Anne Olivier Bell has been invited to join the star-studded cast of The Monuments Men – which also includes Matt Damon – at the UK premiere of the film tomorrow night.

The film is about a Second World War platoon sent into Germany to rescue art treasures stolen by the Nazis.

She has been invited as the only surviving member of a UK team dedicated to preventing the destruction of those artworks.

The 97-year-old from Lewes said she was going along despite not having been to the cinema in 15 years and confessing to not knowing who George Clooney is.

Scenes from the film, directed by Clooney and also featuring Bill Murray and Cate Blanchett, were shot in Rye and Camber Sands in June last year.

Mrs Bell said: “I am rather anxious about the premiere as I am too old really and I have never even heard of George Clooney.

“They are sending me a taxi and my carer is going with me and they are paying for me to stay over in London.”

The great-grandmother of three and grandmother of six had worked as an art historian prior to the war and then served in the Ministry of Information during wartime.

After the war she met a lecturer she knew from the Courtauld Institute who invited her to join the Monuments, Fine Arts and Archives section comprising of museum curators, academics and artists attempting to recover and salvage artworks in post-war Germany.

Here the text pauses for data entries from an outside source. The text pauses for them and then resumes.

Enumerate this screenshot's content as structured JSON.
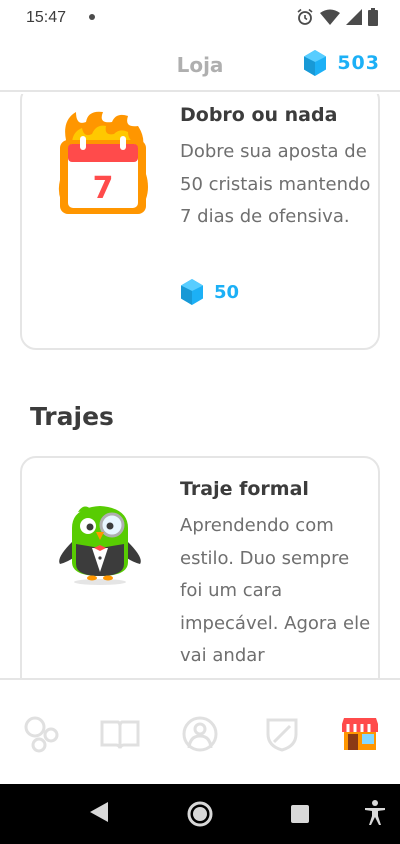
{
  "status_bar": {
    "time": "15:47"
  },
  "header": {
    "title": "Loja",
    "gems": "503"
  },
  "shop": {
    "items": [
      {
        "title": "Dobro ou nada",
        "description": "Dobre sua aposta de 50 cristais mantendo 7 dias de ofensiva.",
        "calendar_number": "7",
        "price": "50"
      },
      {
        "title": "Traje formal",
        "description": "Aprendendo com estilo. Duo sempre foi um cara impecável. Agora ele vai andar"
      }
    ],
    "section_outfits": "Trajes"
  },
  "bottom_nav": {
    "items": [
      "learn",
      "stories",
      "profile",
      "leagues",
      "shop"
    ],
    "active": "shop"
  },
  "colors": {
    "gem_blue": "#1cb0f6",
    "border": "#e5e5e5",
    "title_gray": "#afafaf",
    "text": "#3c3c3c",
    "desc": "#6f6f6f"
  }
}
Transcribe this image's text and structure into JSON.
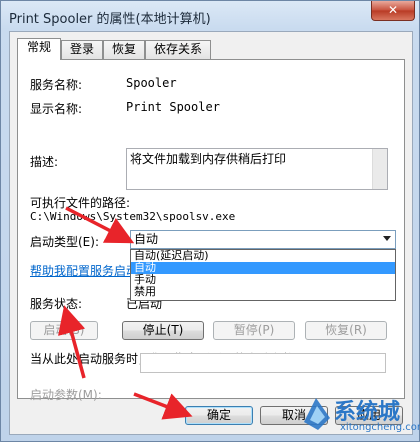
{
  "window": {
    "title": "Print Spooler 的属性(本地计算机)",
    "close_label": "✕"
  },
  "tabs": [
    {
      "label": "常规",
      "active": true
    },
    {
      "label": "登录",
      "active": false
    },
    {
      "label": "恢复",
      "active": false
    },
    {
      "label": "依存关系",
      "active": false
    }
  ],
  "general": {
    "service_name_label": "服务名称:",
    "service_name_value": "Spooler",
    "display_name_label": "显示名称:",
    "display_name_value": "Print Spooler",
    "description_label": "描述:",
    "description_value": "将文件加载到内存供稍后打印",
    "path_label": "可执行文件的路径:",
    "path_value": "C:\\Windows\\System32\\spoolsv.exe",
    "startup_type_label": "启动类型(E):",
    "startup_type_value": "自动",
    "startup_options": [
      "自动(延迟启动)",
      "自动",
      "手动",
      "禁用"
    ],
    "help_link": "帮助我配置服务启动",
    "status_label": "服务状态:",
    "status_value": "已启动",
    "start_button": "启动(S)",
    "stop_button": "停止(T)",
    "pause_button": "暂停(P)",
    "resume_button": "恢复(R)",
    "hint_text": "当从此处启动服务时，您可指定所适用的启动参数。",
    "params_label": "启动参数(M):",
    "params_value": ""
  },
  "footer": {
    "ok_button": "确定",
    "cancel_button": "取消",
    "apply_button": "应用"
  },
  "watermark": {
    "main": "系统城",
    "sub": "xitongcheng.com"
  },
  "colors": {
    "selection": "#3399ff",
    "link": "#0066cc",
    "annotation_arrow": "#e8242a",
    "watermark": "#2b77c7"
  }
}
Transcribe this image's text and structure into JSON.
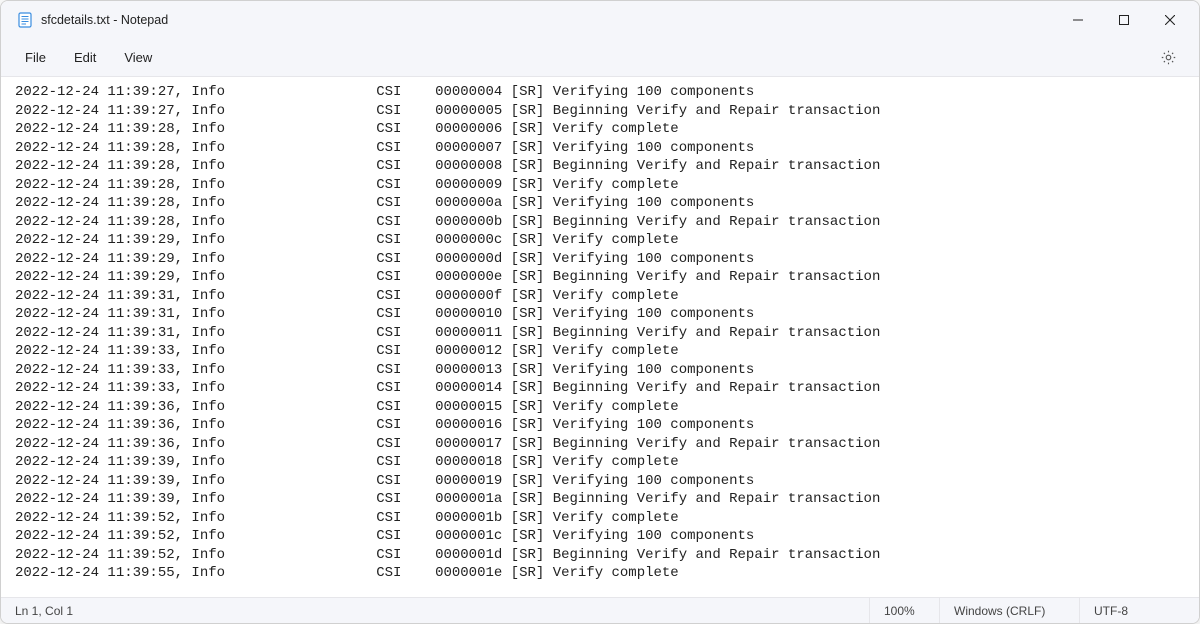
{
  "window": {
    "title": "sfcdetails.txt - Notepad"
  },
  "menu": {
    "file": "File",
    "edit": "Edit",
    "view": "View"
  },
  "log_lines": [
    "2022-12-24 11:39:27, Info                  CSI    00000004 [SR] Verifying 100 components",
    "2022-12-24 11:39:27, Info                  CSI    00000005 [SR] Beginning Verify and Repair transaction",
    "2022-12-24 11:39:28, Info                  CSI    00000006 [SR] Verify complete",
    "2022-12-24 11:39:28, Info                  CSI    00000007 [SR] Verifying 100 components",
    "2022-12-24 11:39:28, Info                  CSI    00000008 [SR] Beginning Verify and Repair transaction",
    "2022-12-24 11:39:28, Info                  CSI    00000009 [SR] Verify complete",
    "2022-12-24 11:39:28, Info                  CSI    0000000a [SR] Verifying 100 components",
    "2022-12-24 11:39:28, Info                  CSI    0000000b [SR] Beginning Verify and Repair transaction",
    "2022-12-24 11:39:29, Info                  CSI    0000000c [SR] Verify complete",
    "2022-12-24 11:39:29, Info                  CSI    0000000d [SR] Verifying 100 components",
    "2022-12-24 11:39:29, Info                  CSI    0000000e [SR] Beginning Verify and Repair transaction",
    "2022-12-24 11:39:31, Info                  CSI    0000000f [SR] Verify complete",
    "2022-12-24 11:39:31, Info                  CSI    00000010 [SR] Verifying 100 components",
    "2022-12-24 11:39:31, Info                  CSI    00000011 [SR] Beginning Verify and Repair transaction",
    "2022-12-24 11:39:33, Info                  CSI    00000012 [SR] Verify complete",
    "2022-12-24 11:39:33, Info                  CSI    00000013 [SR] Verifying 100 components",
    "2022-12-24 11:39:33, Info                  CSI    00000014 [SR] Beginning Verify and Repair transaction",
    "2022-12-24 11:39:36, Info                  CSI    00000015 [SR] Verify complete",
    "2022-12-24 11:39:36, Info                  CSI    00000016 [SR] Verifying 100 components",
    "2022-12-24 11:39:36, Info                  CSI    00000017 [SR] Beginning Verify and Repair transaction",
    "2022-12-24 11:39:39, Info                  CSI    00000018 [SR] Verify complete",
    "2022-12-24 11:39:39, Info                  CSI    00000019 [SR] Verifying 100 components",
    "2022-12-24 11:39:39, Info                  CSI    0000001a [SR] Beginning Verify and Repair transaction",
    "2022-12-24 11:39:52, Info                  CSI    0000001b [SR] Verify complete",
    "2022-12-24 11:39:52, Info                  CSI    0000001c [SR] Verifying 100 components",
    "2022-12-24 11:39:52, Info                  CSI    0000001d [SR] Beginning Verify and Repair transaction",
    "2022-12-24 11:39:55, Info                  CSI    0000001e [SR] Verify complete"
  ],
  "status": {
    "cursor": "Ln 1, Col 1",
    "zoom": "100%",
    "line_ending": "Windows (CRLF)",
    "encoding": "UTF-8"
  }
}
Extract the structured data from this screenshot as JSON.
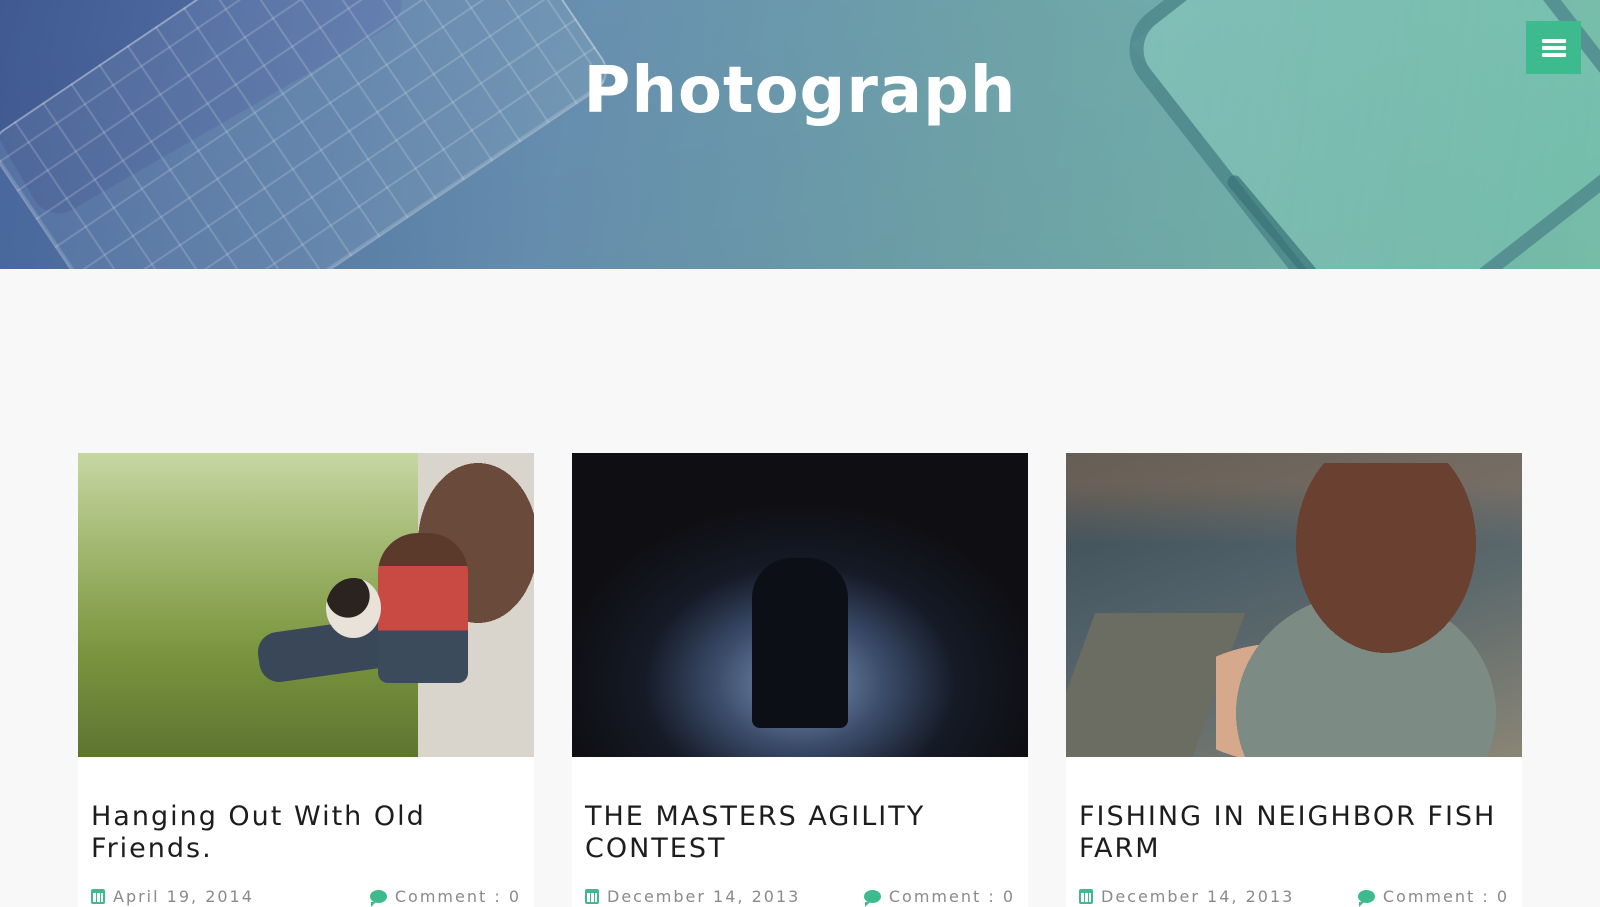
{
  "header": {
    "site_title": "Photograph",
    "menu_icon": "hamburger-menu-icon",
    "accent_color": "#3dbb8f"
  },
  "posts": [
    {
      "title": "Hanging Out With Old Friends.",
      "date": "April 19, 2014",
      "comments_label": "Comment : 0",
      "image": "man-and-dog-in-grass-photo"
    },
    {
      "title": "THE MASTERS AGILITY CONTEST",
      "date": "December 14, 2013",
      "comments_label": "Comment : 0",
      "image": "couple-kissing-at-night-photo"
    },
    {
      "title": "FISHING IN NEIGHBOR FISH FARM",
      "date": "December 14, 2013",
      "comments_label": "Comment : 0",
      "image": "girl-sitting-by-water-photo"
    }
  ]
}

A month after attending a meeting in Earls Court, she was out in Germany coordinating operations from the English HQ in Westphalia.

She said: “They were terrible conditions, half the time I was just rescuing our cars that were stuck on terrible roads.

“Often we couldn’t ring a district branch on the telephone, we were always being cut off.

“We lived in a small town like Lewes but where the British lived was surrounded by barbed wire fences, the only Germans I really met were servants who would stoke our fires.

“It was the regional offices that would deal with landowners and the clergy.”

After returning from Germany Mrs Bell married Quentin Bell, nephew of Virginia Woolf, and settled in Lewes in the late 50s.

She is best known for the painstaking work over a quarter of a century of editing five volumes of Virginia Woolf’s diary.

Her work was recognised with an MBE for services to literature in December and with an honorary degree from the University of Sussex.